In this paper we use J48 (the Weka v3.6.12 implementation of C4.5) to evaluate the performance of the algorithms. The objective is that for each query P with the equality operator “=”, J48 assigns one of the nine branching strategies to the constrained team.

3 Empirical Evaluation

Tests Configuration. We evaluated our models using Mozart-Oz (V 1.4.0) as our CP reference solver. All the experiments were performed in a 4-core machine, featuring an Intel Core i5 processor at 2.3 Ghz and 4 GB of RAM. We focus our attention in the Colombian league (liga Postobón 2014-I) with 18 teams and 18 fixtures to play in a single round-robin schedule (17 fixtures + 1 extra fixture for the derbies). We provided five experimental scenarios (i.e., fixtures 7, 9, 11, 14, and 16). We also created a series of instances for each fixture (100 with 2 suppositions, 100 with 3 suppositions, and the same for 4, 5, 7, and 9 suppositions). Each instance (3000 in total) was executed with a time limit of 30 s. We recall that our models are implemented in SABIO, a Web based application where long answer times are not desirable. We experimented two scenarios: the basic CP implementation using the heuristics for position in ranking queries and the CP-ML implementation configured with 10 restarts (i.e., 3 s per restart), featuring the basic heuristics and the machine learning classifier for equality constraints.

Tests Results. Table 1 shows the number of unsolved instances and the average runtimes of the solved ones in our experiments. We observe 1069 unsolved instances with the CP model and we attribute this to 2 main reasons: first, the position bounds (i.e., \(bestPos_i\) and \(worstPos_i\)) can only be computed after finding the total points (\(tp_i\)) for all the teams in the competition. As a result, position in ranking constraints standing are validated only when the search algorithm performs a complete game points assignment for all teams. Second, we observed that our variable/value selection heuristics struggle with queries related to the “=” operator and the lack of a biased search causes position overshooting. We also observed that our CP-ML implementation seems to perform better and the classifier improves the effectiveness of the algorithm by reducing the number of unsolved instances from 1069 to 627 while displaying a small trade-off in running time.

Table 1. Unsolved instances and average running times of CP and CP-ML

4 Conclusions

In this paper we have combined the use of constraint programming and machine learning to solve general soccer fan queries at different stages of a competition and presented 2 alternative solutions CP and CP-ML. Our computational experiments showed that our CP-ML model improves CP effectiveness since it performs a query biased search.
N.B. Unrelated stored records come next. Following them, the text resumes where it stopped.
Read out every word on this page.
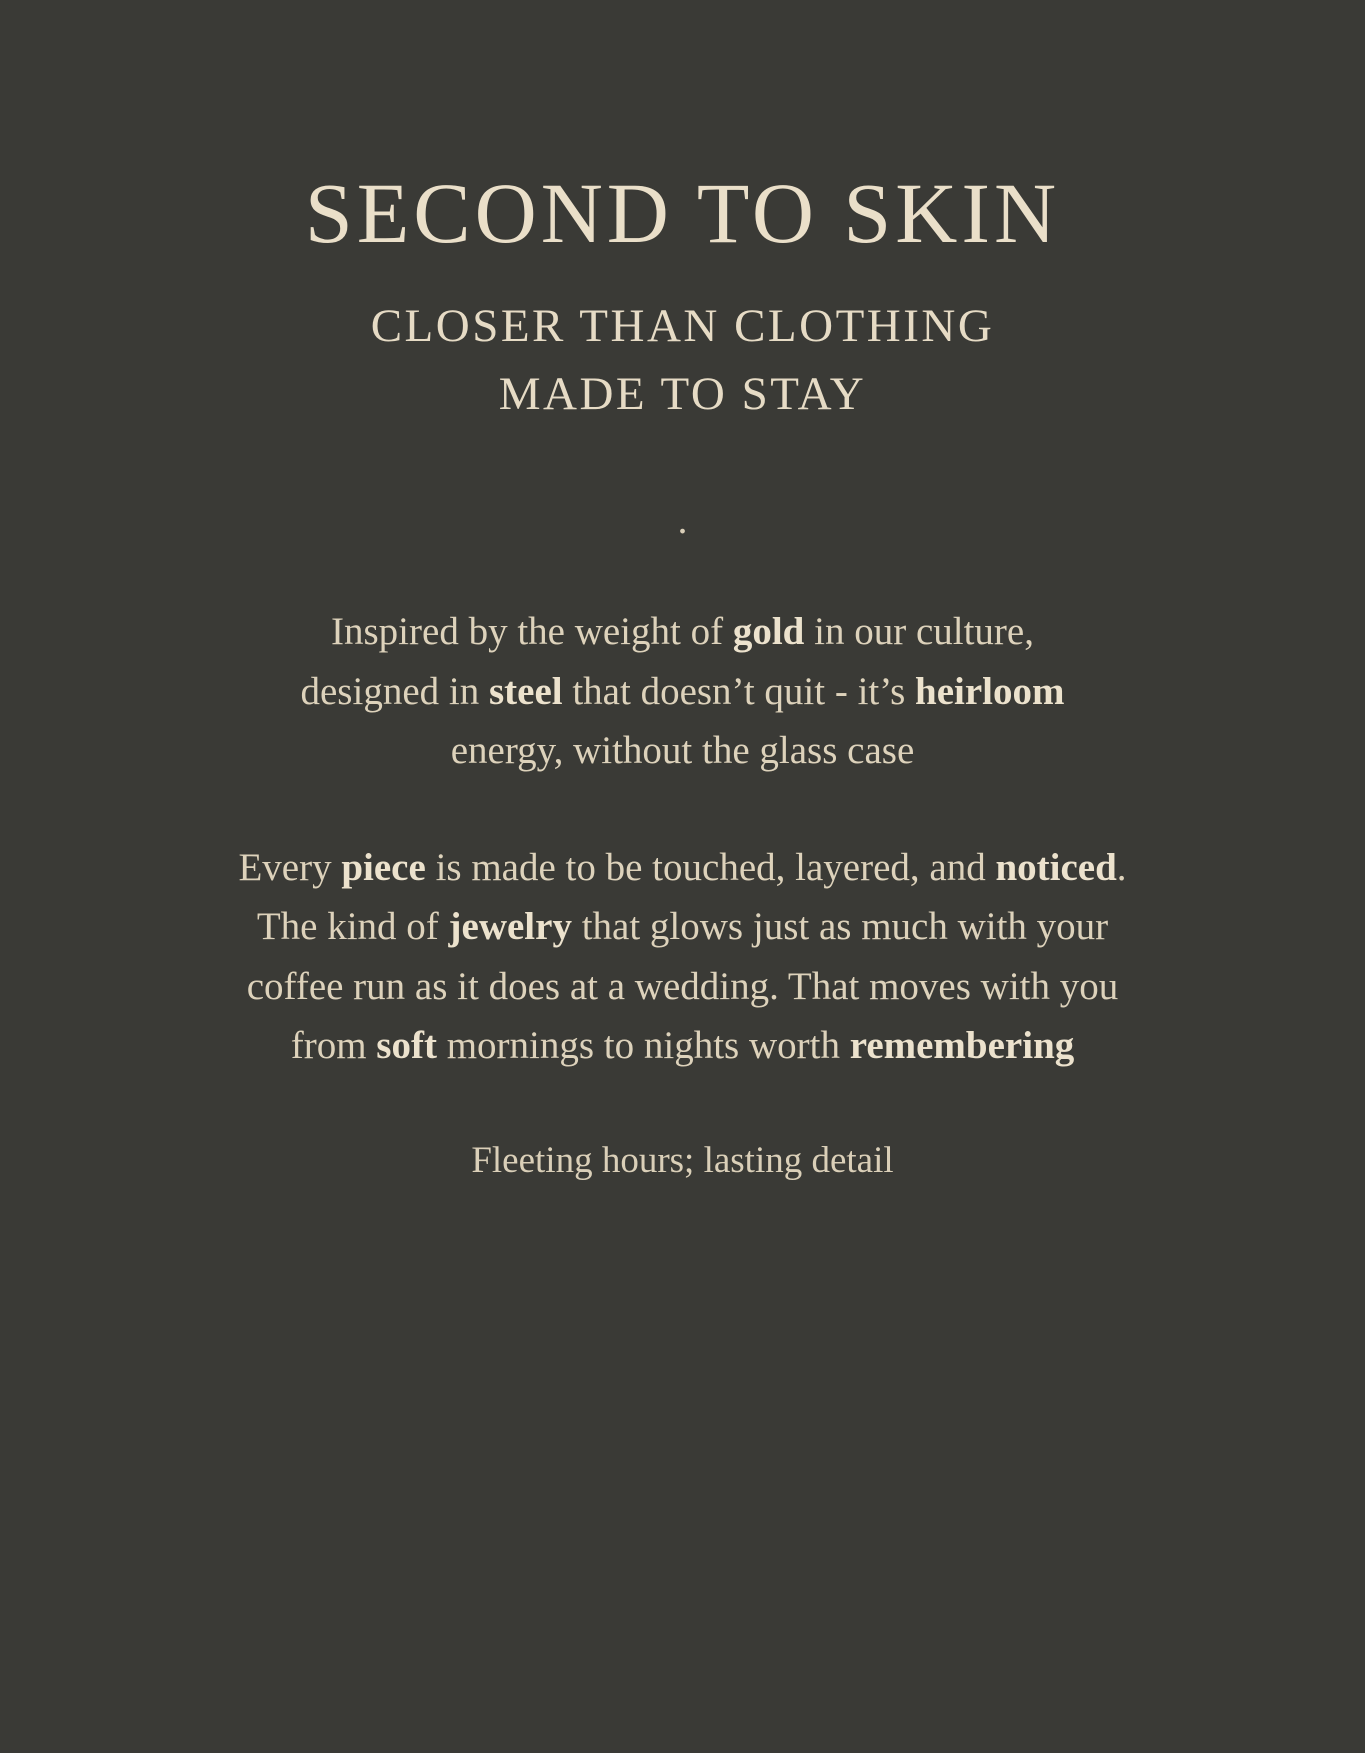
SECOND TO SKIN
CLOSER THAN CLOTHING
MADE TO STAY
.

Inspired by the weight of gold in our culture, designed in steel that doesn’t quit - it’s heirloom energy, without the glass case

Every piece is made to be touched, layered, and noticed. The kind of jewelry that glows just as much with your coffee run as it does at a wedding. That moves with you from soft mornings to nights worth remembering

Fleeting hours; lasting detail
We also plan to extend our models to deal with more queries such as determining the maximum number of games that a team can afford to lose and still qualify to the playoffs and also explore the implementation of a MIP model, based on the work of Ribeiro and Urrutia [8].

We would like to thank Luis Felipe Vargas, María Andrea Cruz and Carlos Martínez for developing early versions of the CP model under the supervision of Juan Francisco Díaz. Robinson Duque is supported by Colciencias under the PhD scholarship program. Alejandro Arbelaez is supported by the DISCUS project (FP7 Grant Agreement 318137), and Science Foundation Ireland (SFI) Grant No. 10/CE/I1853.